Les accusations fusent après l'explosion qui a touché un système d'approvisionnement en eau clé au Kosovo
Une explosion a endommagé vendredi soir un aqueduc clé au Kosovo qui alimente en eau les deux principales centrales électriques du pays, suscitant des allégations et des récriminations avec la Serbie voisine dans un contexte de tensions croissantes dans la région.
Pristina a qualifié l’explosion d’« attaque terroriste » perpétrée par la Serbie voisine, une accusation que Belgrade a rapidement qualifiée de « sans fondement ».
Quelques heures après l'attaque, une vaste opération de police dans le nord du Kosovo a permis de découvrir plus de deux cents uniformes militaires, des lance-grenades antichar, des kalachnikovs et des insignes des armées russe et serbe, ont indiqué les autorités du Kosovo.
« Il s'agit de l'attaque la plus grave contre les infrastructures critiques du pays depuis la fin du conflit dans le pays », a déclaré samedi soir le ministre de l'Intérieur du Kosovo, Xhelal Sveçla, aux journalistes.
Selon la police, environ 20 kilogrammes d'explosifs dans un sac noir ont été placés sur une section de l'aqueduc de Zubin Potok et enflammés au moyen d'un détonateur filaire.
« Il ne s’agit pas d’une attaque aléatoire ; il a été bien organisé et planifié par un groupe professionnel… visant à maximiser les dommages causés au Kosovo et à ses citoyens », a déclaré Sveçla.
Huit personnes ont été arrêtées parce qu'elles étaient soupçonnées d'avoir planifié et organisé l'attaque.
Le Kosovo reste la région la plus instable des Balkans, avec des tensions constamment vives entre le pays, qui a déclaré son indépendance en 2008, et son voisin du nord, la Serbie.
En septembre de l'année dernière, dans la même région du pays où a eu lieu l'explosion de vendredi, des affrontements armés ont éclaté entre des hommes armés locaux et la police du Kosovo, tuant un policier et trois assaillants.
Depuis lors, les forces de police ont renforcé leur présence dans les zones habitées par la minorité serbe locale, qui reste méfiante à l'égard des autorités du Kosovo et a manifesté à plusieurs reprises ces derniers mois, invoquant ce qu'elle considère comme des mesures excessives de la part du gouvernement de Pristina.
Les autorités du Kosovo ont immédiatement imputé l'explosion de vendredi à la Serbie.
« Il s'agit d'une attaque criminelle et terroriste visant à endommager nos infrastructures critiques (…) menée par des gangs organisés et dirigés par la Serbie », a déclaré samedi le Premier ministre du Kosovo, Albin Kurti, dans un communiqué.
Belgrade a rejeté l’accusation, la qualifiant de « sans fondement… formulée à la hâte et sans preuve ».
Les deux pays entretiennent depuis plus d’une décennie un dialogue facilité par l’UE visant à aplanir leurs différences avant de pouvoir potentiellement devenir membres du bloc.
Les pourparlers sont récemment au point mort, en grande partie à cause des relations tendues entre Kurti et le président serbe Aleksandar Vučić. Leurs personnalités plus grandes que nature sont largement considérées comme inadaptées à un processus de négociation sensible qui exige des compromis importants de la part des deux parties.
Les réunions du dialogue de Bruxelles sont souvent retardées ou échouent à produire des résultats lorsque les tensions s'intensifient sur le terrain.

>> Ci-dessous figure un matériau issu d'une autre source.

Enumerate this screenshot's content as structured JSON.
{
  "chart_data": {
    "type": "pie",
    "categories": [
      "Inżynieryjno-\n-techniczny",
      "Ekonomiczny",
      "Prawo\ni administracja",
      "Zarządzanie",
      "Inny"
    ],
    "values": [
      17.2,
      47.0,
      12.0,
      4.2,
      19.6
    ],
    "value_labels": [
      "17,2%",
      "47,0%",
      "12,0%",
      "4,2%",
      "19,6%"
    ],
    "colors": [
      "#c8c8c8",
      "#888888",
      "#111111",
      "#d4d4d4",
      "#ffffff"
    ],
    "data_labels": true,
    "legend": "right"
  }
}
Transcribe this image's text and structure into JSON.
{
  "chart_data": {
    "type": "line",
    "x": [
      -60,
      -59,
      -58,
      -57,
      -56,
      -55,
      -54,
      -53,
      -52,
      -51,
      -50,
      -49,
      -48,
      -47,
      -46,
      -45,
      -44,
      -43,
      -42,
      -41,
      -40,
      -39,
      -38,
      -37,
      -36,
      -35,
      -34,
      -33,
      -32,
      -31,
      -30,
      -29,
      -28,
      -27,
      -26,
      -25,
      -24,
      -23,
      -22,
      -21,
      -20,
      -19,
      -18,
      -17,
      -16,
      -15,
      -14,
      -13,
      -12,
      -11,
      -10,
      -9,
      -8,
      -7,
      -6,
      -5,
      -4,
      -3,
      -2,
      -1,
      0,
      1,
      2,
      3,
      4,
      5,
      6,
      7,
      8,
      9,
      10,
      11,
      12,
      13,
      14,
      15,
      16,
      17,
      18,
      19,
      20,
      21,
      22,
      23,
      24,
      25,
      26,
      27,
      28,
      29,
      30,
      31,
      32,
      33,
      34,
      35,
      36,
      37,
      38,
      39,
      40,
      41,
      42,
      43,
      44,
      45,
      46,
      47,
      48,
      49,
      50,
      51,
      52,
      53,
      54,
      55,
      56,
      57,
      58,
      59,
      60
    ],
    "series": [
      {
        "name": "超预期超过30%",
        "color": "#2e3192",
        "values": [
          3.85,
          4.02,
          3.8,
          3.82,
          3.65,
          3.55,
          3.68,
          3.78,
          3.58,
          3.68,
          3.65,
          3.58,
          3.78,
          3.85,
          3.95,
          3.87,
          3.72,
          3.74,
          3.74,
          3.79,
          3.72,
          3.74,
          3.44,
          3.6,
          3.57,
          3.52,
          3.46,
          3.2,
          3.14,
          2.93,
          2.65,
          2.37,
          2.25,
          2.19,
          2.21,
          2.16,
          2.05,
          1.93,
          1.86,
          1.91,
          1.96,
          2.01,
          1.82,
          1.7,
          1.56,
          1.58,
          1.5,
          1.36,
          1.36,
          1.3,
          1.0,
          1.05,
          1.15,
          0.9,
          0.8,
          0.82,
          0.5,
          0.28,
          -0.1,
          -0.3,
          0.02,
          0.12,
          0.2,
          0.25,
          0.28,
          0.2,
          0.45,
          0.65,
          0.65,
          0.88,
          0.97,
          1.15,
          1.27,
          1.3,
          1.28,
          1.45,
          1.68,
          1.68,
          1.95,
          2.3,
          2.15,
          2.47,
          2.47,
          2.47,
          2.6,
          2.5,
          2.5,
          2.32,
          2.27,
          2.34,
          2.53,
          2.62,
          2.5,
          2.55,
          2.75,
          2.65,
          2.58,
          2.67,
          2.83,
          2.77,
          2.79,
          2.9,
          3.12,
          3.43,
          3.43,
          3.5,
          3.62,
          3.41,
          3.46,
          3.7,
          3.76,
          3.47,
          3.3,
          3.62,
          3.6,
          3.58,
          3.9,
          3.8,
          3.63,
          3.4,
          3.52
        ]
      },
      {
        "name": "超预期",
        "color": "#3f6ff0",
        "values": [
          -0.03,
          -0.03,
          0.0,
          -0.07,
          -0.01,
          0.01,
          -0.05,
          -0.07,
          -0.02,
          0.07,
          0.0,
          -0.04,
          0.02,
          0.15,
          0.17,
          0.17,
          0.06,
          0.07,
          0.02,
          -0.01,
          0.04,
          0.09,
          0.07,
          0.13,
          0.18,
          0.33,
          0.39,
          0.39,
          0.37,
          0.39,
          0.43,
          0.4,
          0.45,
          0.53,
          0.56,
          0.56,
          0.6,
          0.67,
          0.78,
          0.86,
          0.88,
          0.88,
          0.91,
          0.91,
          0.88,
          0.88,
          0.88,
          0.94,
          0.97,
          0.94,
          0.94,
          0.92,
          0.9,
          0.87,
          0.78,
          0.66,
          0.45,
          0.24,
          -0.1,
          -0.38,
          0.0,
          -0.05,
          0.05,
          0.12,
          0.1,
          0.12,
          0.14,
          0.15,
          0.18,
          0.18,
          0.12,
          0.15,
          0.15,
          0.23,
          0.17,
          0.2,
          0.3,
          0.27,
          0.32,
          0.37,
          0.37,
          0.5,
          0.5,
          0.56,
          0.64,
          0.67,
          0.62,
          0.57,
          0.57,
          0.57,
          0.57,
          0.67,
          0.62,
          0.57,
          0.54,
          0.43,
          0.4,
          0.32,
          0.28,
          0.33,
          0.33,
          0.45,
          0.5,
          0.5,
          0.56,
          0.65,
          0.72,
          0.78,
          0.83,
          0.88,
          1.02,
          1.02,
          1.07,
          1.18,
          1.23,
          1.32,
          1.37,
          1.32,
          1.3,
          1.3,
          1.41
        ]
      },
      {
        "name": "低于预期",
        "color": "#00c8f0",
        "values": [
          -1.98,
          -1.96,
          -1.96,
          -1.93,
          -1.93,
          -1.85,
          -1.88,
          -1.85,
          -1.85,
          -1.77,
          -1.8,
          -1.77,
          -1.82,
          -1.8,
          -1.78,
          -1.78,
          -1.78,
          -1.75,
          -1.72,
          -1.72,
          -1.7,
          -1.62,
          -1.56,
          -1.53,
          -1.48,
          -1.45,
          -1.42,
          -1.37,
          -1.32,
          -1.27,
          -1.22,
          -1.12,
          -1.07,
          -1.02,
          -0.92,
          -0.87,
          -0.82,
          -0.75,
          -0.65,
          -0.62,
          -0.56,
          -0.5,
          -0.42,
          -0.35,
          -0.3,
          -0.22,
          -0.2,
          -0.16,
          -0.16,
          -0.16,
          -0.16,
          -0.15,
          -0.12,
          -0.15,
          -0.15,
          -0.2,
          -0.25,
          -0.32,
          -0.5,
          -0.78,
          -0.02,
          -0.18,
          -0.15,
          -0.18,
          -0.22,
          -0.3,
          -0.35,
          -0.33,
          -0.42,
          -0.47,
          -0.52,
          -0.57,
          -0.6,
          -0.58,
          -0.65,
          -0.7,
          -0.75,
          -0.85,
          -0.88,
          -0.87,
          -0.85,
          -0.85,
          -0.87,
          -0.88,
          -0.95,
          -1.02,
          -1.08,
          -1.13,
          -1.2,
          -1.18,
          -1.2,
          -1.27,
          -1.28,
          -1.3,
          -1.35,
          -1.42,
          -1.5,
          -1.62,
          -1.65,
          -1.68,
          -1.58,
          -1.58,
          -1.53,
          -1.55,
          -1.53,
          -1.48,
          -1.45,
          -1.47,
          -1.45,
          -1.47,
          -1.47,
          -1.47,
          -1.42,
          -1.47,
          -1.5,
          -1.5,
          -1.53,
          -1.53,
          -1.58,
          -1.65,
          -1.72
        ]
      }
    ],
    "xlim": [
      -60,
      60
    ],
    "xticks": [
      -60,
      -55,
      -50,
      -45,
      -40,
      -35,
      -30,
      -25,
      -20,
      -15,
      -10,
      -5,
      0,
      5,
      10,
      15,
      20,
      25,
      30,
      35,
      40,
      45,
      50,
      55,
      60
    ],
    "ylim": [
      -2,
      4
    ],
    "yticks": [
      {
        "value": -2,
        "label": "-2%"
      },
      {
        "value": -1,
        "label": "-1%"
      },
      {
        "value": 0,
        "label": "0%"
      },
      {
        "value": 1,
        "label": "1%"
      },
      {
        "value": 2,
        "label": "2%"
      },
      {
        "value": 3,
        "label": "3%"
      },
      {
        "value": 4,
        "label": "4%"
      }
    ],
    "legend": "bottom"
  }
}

Le Service européen pour l'action extérieure partage l'évaluation du Kosovo selon laquelle l'explosion constitue un acte de terrorisme. « L'Union européenne condamne dans les termes les plus fermes l'attaque terroriste commise vendredi sur le canal d'eau Iber Lepenc/Ibar Lepenac à Zubin Potok, dans le nord du Kosovo », a indiqué le SEAE dans un communiqué, offrant son soutien à l'enquête sur l'explosion.
Au cours des deux derniers mois, la mission de maintien de la paix de l'OTAN, qui constitue de facto l'armée du Kosovo depuis le conflit de 1998-1999, a progressivement accru sa présence en prévision d'éventuelles escalades, notamment une mission de 45 jours menée par les troupes britanniques qui ont récemment a terminé son déploiement.
L’attaque atterrira sur le bureau de la toute nouvelle haute représentante de l’UE pour la politique étrangère, Kaja Kallas, qui doit prendre ses fonctions la semaine prochaine. Certains dans la région prédisent que Kallas jouera un rôle plus direct dans la situation au Kosovo en raison de ses fortes convictions anti-russes, ce qui pourrait inclure une approche plus conflictuelle envers la Serbie.